So after much frustration with Janrain’s PHP OpenID Library I decided to switch over to the LightOpenID library because it’s much simpler and according to this answer, doesn’t compromise on security as long as the OpenID provider is implemented correctly (hopefully this is the case since they hold all the user’s information anyways :P).
The one remaining issue I have is that LightOpenID returns the OpenID authentication request using the GET protocol. I understand that for convenience-sake I can always re-direct the user using header after I’ve extracted the relevant information, but I’m wondering what issues I have to worry about with the authentication information being transmitted through GET rather than through POST. For example, It seems that the user’s personal information they provided (such as address, email, etc., whatever is requested using sregs) could be much easier to intercept and extract by a middle-man than if it were encrypted and passed through POST.
Here’s how I’m picture the data being transmitted:
- End user enters OpenID, sends to my server (can use any protocol)
- My server asks the OpenID Provider for authentication, use
headerto redirect to the OpenID Provider’s page and have the end user allow my site if necessary. (can use any protocol) - OpenID Provider sends back authentication information to my server using
GET. This includes the above mentioned concern about user’s personal information, meaning any middle man just has to catch the passed URL to extract the personal information. As far as I know the authentication information is useless to them since I could only use it once to validate login and generate a different unique ID to use for tracking the user’s session. For added security I can only ask for sreg information once for the initial registration. - My server processes the information, ultimately redirecting the end user to the page which required authentication in the first place (again can use any protocol, plus I can choose what information to send)
Am I completely wrong about this? If not, how can I alleviate these problems?
p.s.

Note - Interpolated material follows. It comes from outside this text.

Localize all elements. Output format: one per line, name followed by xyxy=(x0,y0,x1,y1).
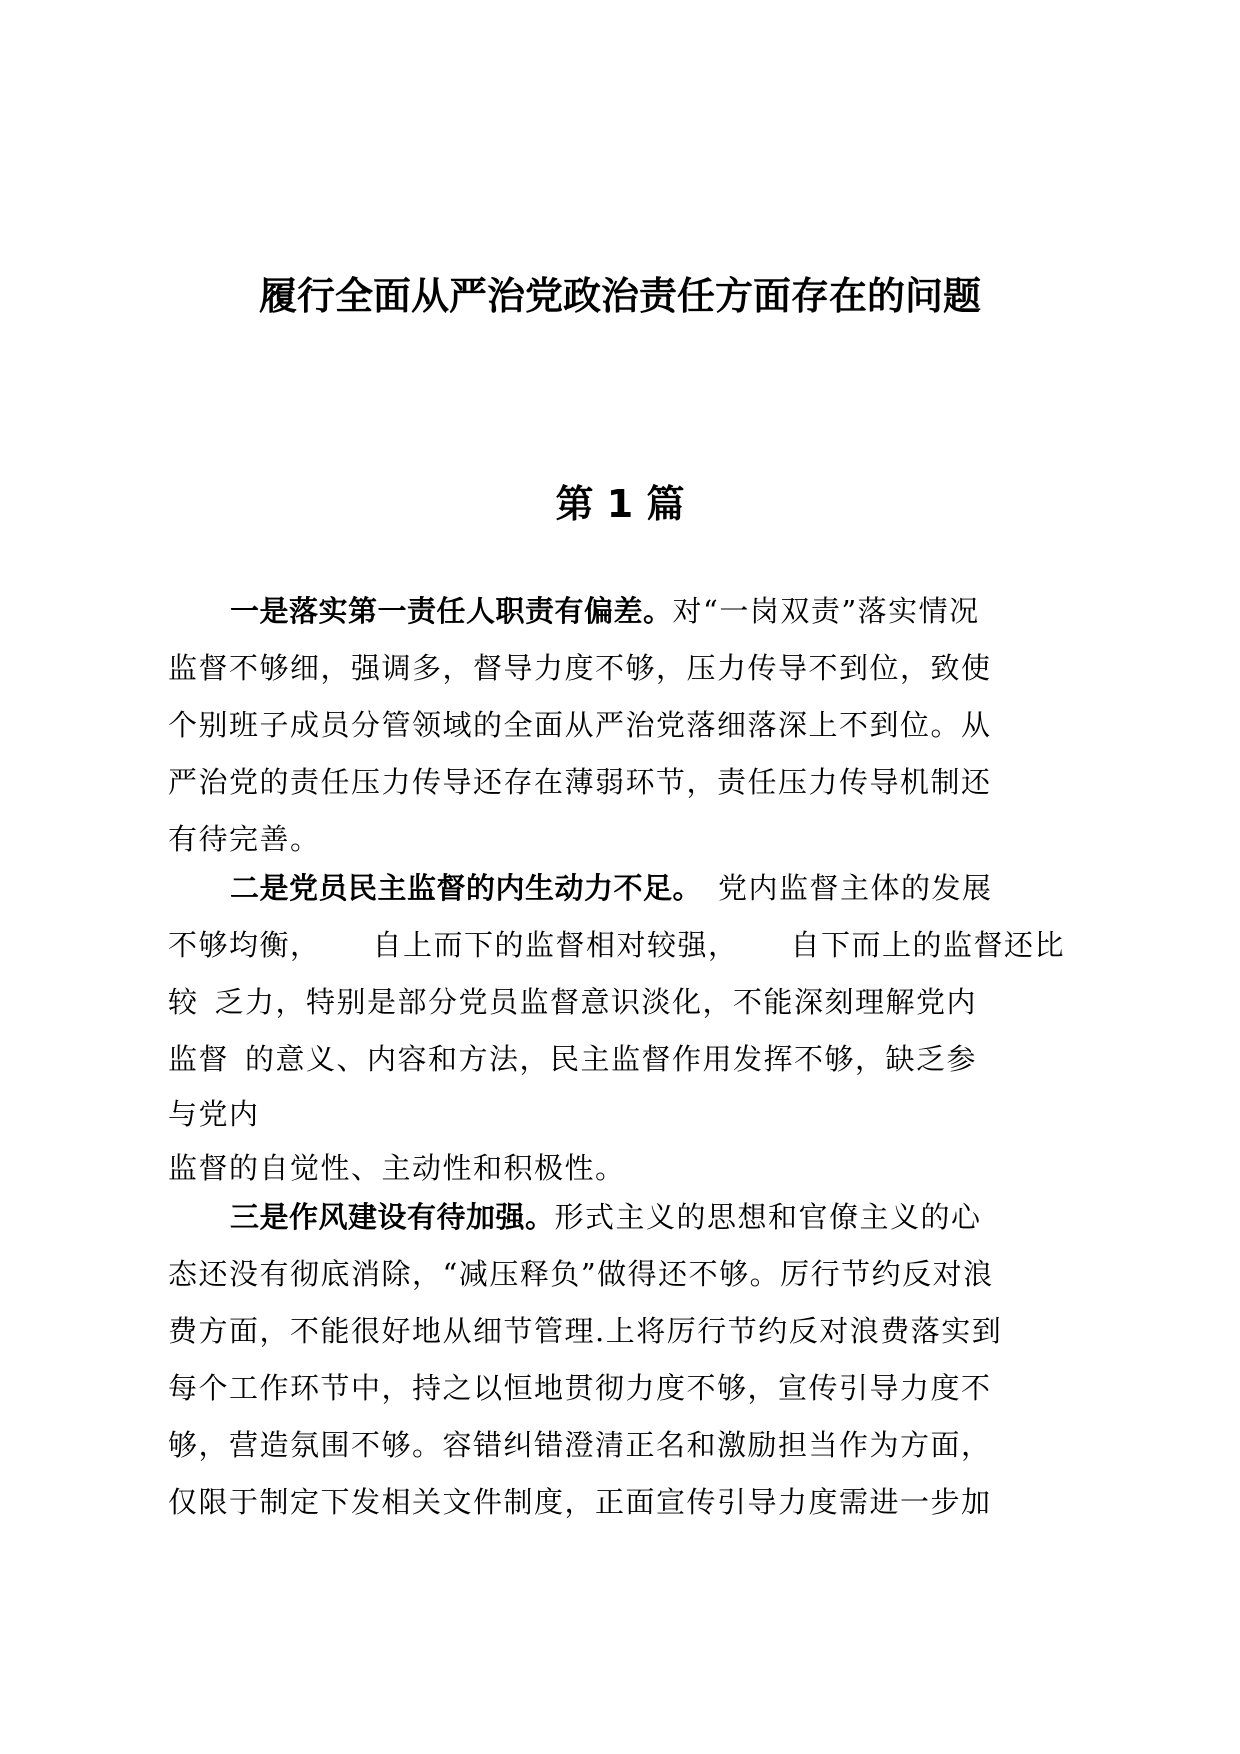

I’m not too familiar with the terminology, please let me know if I’ve made any mistakes and how to fix them.
There’s two aspects to using OpenID successfully that apply to this particular question:
Authentication – does the request come from the expected source and has it not been tampered?

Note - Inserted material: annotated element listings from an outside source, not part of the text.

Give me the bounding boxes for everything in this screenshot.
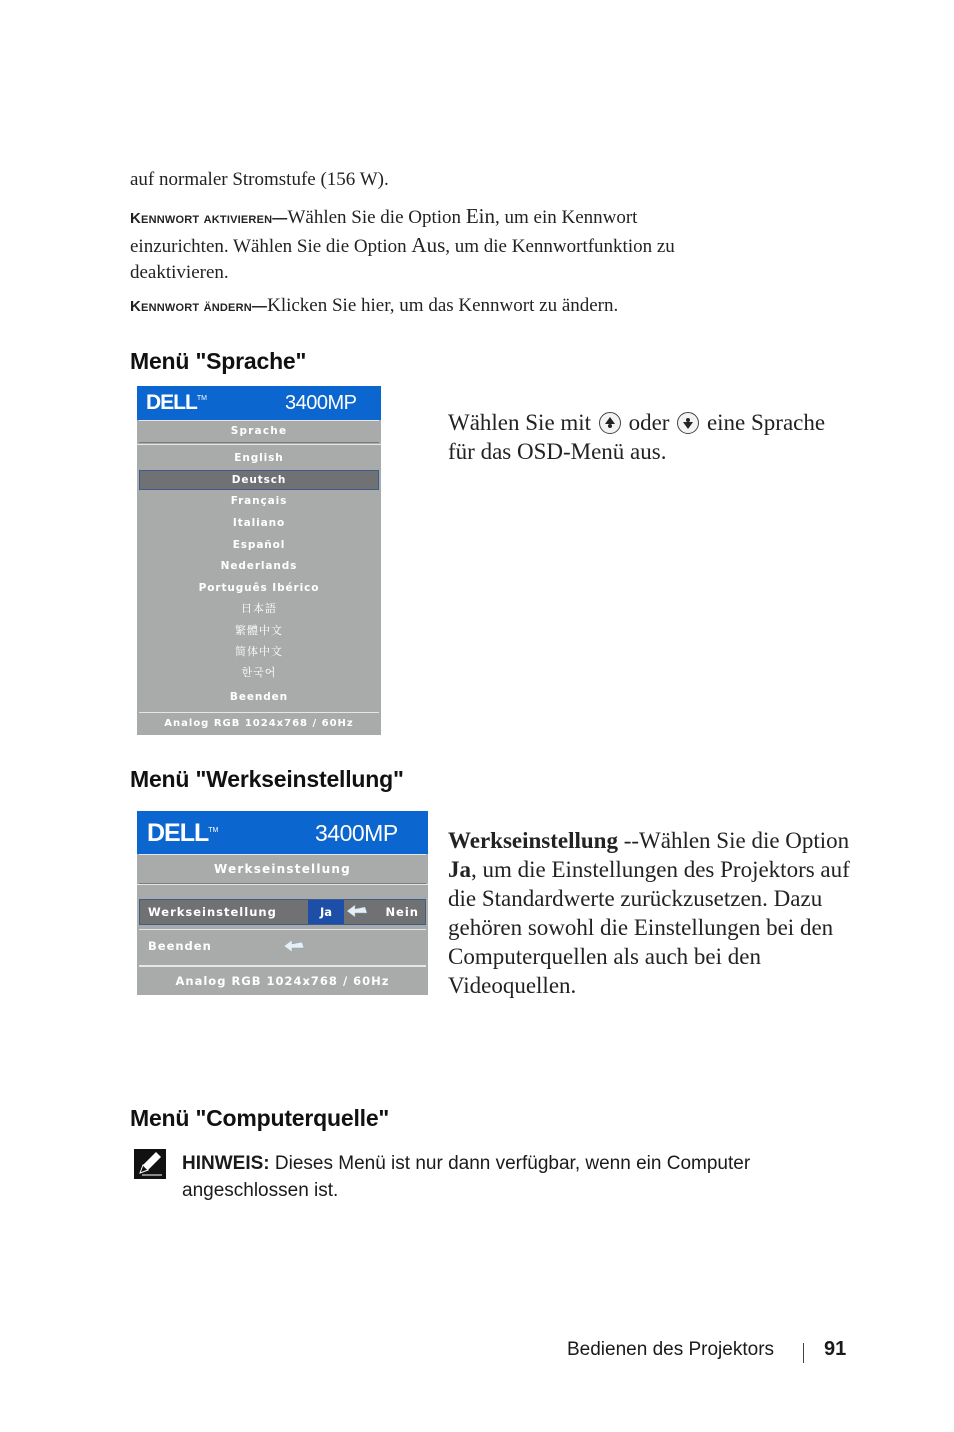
- osd-header: [137, 811, 428, 854]
- text: für das OSD-Menü aus.: [448, 439, 667, 464]
- text: gehören sowohl die Einstellungen bei den: [448, 915, 834, 940]
- page-number: 91: [824, 1338, 847, 1360]
- heading-sprache: Menü "Sprache": [130, 348, 307, 374]
- lang-beenden[interactable]: Beenden: [229, 691, 289, 703]
- kennwort-aendern-label: Kennwort ändern—: [130, 298, 268, 315]
- text: Videoquellen.: [448, 973, 577, 998]
- text: angeschlossen ist.: [182, 1180, 339, 1201]
- text: oder: [622, 410, 676, 435]
- osd-werkseinstellung-panel: [137, 811, 428, 995]
- beenden-row[interactable]: [139, 929, 426, 962]
- kennwort-aendern-paragraph: [130, 293, 618, 320]
- hinweis-label: HINWEIS:: [182, 1153, 270, 1174]
- option-aus: Aus: [411, 233, 446, 257]
- text: Wählen Sie die Option: [287, 207, 466, 228]
- heading-werkseinstellung: Menü "Werkseinstellung": [130, 766, 404, 792]
- lang-francais[interactable]: Français: [230, 495, 288, 507]
- werkseinstellung-row-label: Werkseinstellung: [148, 905, 277, 919]
- note-pencil-icon: [134, 1149, 166, 1179]
- up-arrow-button-icon: [599, 412, 621, 434]
- footer-chapter: Bedienen des Projektors: [567, 1339, 775, 1360]
- lang-english[interactable]: English: [234, 452, 284, 464]
- option-ja-button[interactable]: Ja: [308, 900, 344, 924]
- text: Wählen Sie mit: [448, 410, 597, 435]
- text: , um die Kennwortfunktion zu: [445, 236, 675, 257]
- osd-footer-signal: Analog RGB 1024x768 / 60Hz: [139, 712, 379, 735]
- lang-nederlands[interactable]: Nederlands: [220, 560, 298, 572]
- lang-korean[interactable]: 한국어: [241, 666, 277, 679]
- text: , um die Einstellungen des Projektors auf: [471, 857, 850, 882]
- intro-line: auf normaler Stromstufe (156 W).: [130, 169, 389, 190]
- lang-trad-chinese[interactable]: 繁體中文: [235, 624, 283, 637]
- osd-sprache-panel: [137, 386, 381, 735]
- kennwort-aktivieren-paragraph: [130, 203, 830, 286]
- text: --Wählen Sie die Option: [617, 828, 850, 853]
- model-name: 3400MP: [315, 820, 398, 846]
- osd-header: [137, 386, 381, 420]
- lang-simp-chinese[interactable]: 简体中文: [235, 645, 283, 658]
- model-name: 3400MP: [285, 392, 357, 414]
- hinweis-note: [182, 1150, 882, 1204]
- kennwort-aktivieren-label: Kennwort aktivieren—: [130, 210, 288, 227]
- enter-arrow-icon: [282, 938, 306, 958]
- text: Computerquellen als auch bei den: [448, 944, 761, 969]
- bold-text: Werkseinstellung: [448, 828, 618, 853]
- text: Dieses Menü ist nur dann verfügbar, wenn ein Computer: [269, 1153, 751, 1174]
- text: eine Sprache: [701, 410, 826, 435]
- text: einzurichten. Wählen Sie die Option: [130, 236, 412, 257]
- osd-title: Werkseinstellung: [139, 854, 426, 884]
- text: die Standardwerte zurückzusetzen. Dazu: [448, 886, 823, 911]
- down-arrow-button-icon: [677, 412, 699, 434]
- werkseinstellung-row[interactable]: [139, 899, 426, 925]
- lang-italiano[interactable]: Italiano: [232, 517, 286, 529]
- option-nein-button[interactable]: Nein: [385, 905, 419, 919]
- dell-logo: DELL™: [146, 391, 207, 414]
- heading-computerquelle: Menü "Computerquelle": [130, 1105, 390, 1131]
- lang-portugues[interactable]: Português Ibérico: [198, 582, 320, 594]
- dell-logo: DELL™: [147, 819, 219, 847]
- bold-text: Ja: [448, 857, 471, 882]
- werkseinstellung-description: [448, 826, 878, 1000]
- beenden-label: Beenden: [148, 939, 212, 953]
- lang-deutsch[interactable]: Deutsch: [139, 470, 379, 490]
- enter-arrow-icon: [345, 903, 369, 923]
- osd-title: Sprache: [139, 420, 379, 443]
- option-ein: Ein: [465, 204, 495, 228]
- text: Klicken Sie hier, um das Kennwort zu ändern.: [267, 295, 619, 316]
- text: , um ein Kennwort: [494, 207, 638, 228]
- sprache-description: [448, 408, 868, 466]
- footer-divider: [803, 1343, 804, 1363]
- osd-footer-signal: Analog RGB 1024x768 / 60Hz: [139, 965, 426, 995]
- lang-japanese[interactable]: 日本語: [241, 602, 277, 615]
- lang-espanol[interactable]: Español: [232, 539, 286, 551]
- text: deaktivieren.: [130, 262, 229, 283]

Security – has anyone, besides the user and your server, seen the request in transit?
OpenID assertions are signed by the server using either a shared or private key; in the latter case your server has to make another round trip to the server to verify the request.
Using GET or POST doesn’t matter in terms of security, but using SSL does. Both methods transmit the data in a similar fashion, so any packet sniffer will have no problems retrieving sensitive data. However, when SSL is applied, both methods are equally protected.